The Denver Post said, “We have not yet taken into account what this plant can help reduce symptoms.” “We hear a lot of important evidence so far as helping with epilepsy or arthritis pain … now is the time to put cannabinoids to the test and really understand what cannabinoids and what dosage and Does the delivery methods really help give that relief. “
According to the Post, Colorado lawmakers introduced research and development licensing in 2017 with the passage of House Bill 1367, but left it to the municipalities to decide individually whether they would introduce it. According to the Marijuana Enforcement Division, only one company – MedPharm – has so far applied for an R&D license. “
Cannabis use and senior
Cannabis research has been hamstrung by the fact that pot is illegal at the federal level, but that has not stopped many from advancing weed-related discoveries in the science and medical community – particularly its impact on patients. Thorsten Rudroff, a professor in the Department of Neurology at the University of Iowa’s Carver College of Medicine, is currently seeking volunteers between the ages of 50 and 80 who participate in a study about whether cannabis use poses a greater risk in their falls. Does it or not.

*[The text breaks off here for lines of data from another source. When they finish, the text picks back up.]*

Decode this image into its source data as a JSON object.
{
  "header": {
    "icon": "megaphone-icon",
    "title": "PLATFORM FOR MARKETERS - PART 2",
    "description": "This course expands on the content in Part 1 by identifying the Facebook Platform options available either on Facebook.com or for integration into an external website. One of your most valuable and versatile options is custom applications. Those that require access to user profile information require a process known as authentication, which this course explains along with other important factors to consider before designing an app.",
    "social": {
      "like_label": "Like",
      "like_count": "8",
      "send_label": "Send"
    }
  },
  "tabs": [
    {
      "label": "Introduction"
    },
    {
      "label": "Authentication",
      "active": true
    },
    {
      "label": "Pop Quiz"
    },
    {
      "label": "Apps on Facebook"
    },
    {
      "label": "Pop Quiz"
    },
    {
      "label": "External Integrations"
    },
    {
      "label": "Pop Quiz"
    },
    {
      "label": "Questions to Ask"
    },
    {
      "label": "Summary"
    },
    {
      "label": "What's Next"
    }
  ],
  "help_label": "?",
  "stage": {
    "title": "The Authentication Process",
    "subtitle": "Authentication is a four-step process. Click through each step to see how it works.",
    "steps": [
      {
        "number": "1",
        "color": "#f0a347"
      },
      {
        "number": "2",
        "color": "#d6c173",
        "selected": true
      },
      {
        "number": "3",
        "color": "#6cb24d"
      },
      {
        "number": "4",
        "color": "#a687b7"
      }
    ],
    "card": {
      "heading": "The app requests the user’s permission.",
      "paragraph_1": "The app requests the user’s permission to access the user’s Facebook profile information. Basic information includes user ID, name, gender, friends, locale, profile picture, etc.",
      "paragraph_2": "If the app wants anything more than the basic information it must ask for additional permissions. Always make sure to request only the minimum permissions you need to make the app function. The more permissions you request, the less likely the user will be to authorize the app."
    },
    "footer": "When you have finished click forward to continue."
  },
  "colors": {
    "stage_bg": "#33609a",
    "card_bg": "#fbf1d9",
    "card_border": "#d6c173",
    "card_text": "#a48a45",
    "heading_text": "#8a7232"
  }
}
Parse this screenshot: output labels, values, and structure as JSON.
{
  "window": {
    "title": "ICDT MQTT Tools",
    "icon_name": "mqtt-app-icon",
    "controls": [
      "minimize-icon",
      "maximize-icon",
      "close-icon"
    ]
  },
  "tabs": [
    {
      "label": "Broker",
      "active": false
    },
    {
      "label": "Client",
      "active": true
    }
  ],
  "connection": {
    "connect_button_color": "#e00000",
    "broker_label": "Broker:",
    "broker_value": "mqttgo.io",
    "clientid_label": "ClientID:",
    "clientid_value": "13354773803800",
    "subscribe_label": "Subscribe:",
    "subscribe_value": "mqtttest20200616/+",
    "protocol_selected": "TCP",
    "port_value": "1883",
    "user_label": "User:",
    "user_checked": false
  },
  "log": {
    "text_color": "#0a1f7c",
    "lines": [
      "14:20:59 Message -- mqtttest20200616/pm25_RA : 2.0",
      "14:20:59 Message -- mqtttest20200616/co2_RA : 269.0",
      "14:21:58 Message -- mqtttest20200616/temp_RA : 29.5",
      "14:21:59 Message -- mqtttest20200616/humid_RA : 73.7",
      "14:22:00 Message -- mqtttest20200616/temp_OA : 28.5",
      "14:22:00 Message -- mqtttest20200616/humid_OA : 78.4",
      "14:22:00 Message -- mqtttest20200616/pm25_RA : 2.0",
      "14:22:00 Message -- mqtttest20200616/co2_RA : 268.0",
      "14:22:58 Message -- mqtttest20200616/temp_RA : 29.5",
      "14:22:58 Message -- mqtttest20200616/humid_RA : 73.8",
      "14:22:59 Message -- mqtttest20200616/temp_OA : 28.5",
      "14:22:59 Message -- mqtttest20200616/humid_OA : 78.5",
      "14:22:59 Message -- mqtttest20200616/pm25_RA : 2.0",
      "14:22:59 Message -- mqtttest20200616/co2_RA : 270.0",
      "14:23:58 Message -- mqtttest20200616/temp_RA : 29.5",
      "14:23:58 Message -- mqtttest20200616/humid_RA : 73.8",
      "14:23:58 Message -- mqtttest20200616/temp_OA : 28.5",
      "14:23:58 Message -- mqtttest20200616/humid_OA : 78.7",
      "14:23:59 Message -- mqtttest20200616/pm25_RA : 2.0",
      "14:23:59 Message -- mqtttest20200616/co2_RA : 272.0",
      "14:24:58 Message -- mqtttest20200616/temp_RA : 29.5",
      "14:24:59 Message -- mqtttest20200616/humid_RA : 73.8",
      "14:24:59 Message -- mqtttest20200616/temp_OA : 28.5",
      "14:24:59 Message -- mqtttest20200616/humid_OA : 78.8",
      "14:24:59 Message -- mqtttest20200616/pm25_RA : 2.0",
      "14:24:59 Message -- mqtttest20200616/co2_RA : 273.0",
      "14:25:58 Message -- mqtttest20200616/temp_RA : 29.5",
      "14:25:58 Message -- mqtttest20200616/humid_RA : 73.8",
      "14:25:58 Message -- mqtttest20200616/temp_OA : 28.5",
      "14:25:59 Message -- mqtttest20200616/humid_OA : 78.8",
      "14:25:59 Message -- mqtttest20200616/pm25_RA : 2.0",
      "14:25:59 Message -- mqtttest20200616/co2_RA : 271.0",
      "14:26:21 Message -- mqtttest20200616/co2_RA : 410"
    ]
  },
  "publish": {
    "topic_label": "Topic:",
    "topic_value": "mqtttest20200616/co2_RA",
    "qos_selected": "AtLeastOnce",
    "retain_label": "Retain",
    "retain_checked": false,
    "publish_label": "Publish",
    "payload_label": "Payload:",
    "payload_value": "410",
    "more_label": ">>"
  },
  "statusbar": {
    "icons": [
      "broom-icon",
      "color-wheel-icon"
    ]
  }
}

The study will include two pools of individuals: those who use marijuana, and those who do not. For Rudraoff, this is an opportunity to investigate the use of pot among a group of people who might not be equipped with dumbbells.
“It is self-medicating,” said Rudroff. “They have no idea how medical cannabis is used. There are no guidelines, no recommendations. We want to find out which is the best and safest product. “
A study published earlier this month in the journal JAMA Internal Medicine found that cannabis use among seniors jumped dramatically by 75 percent over the past three years.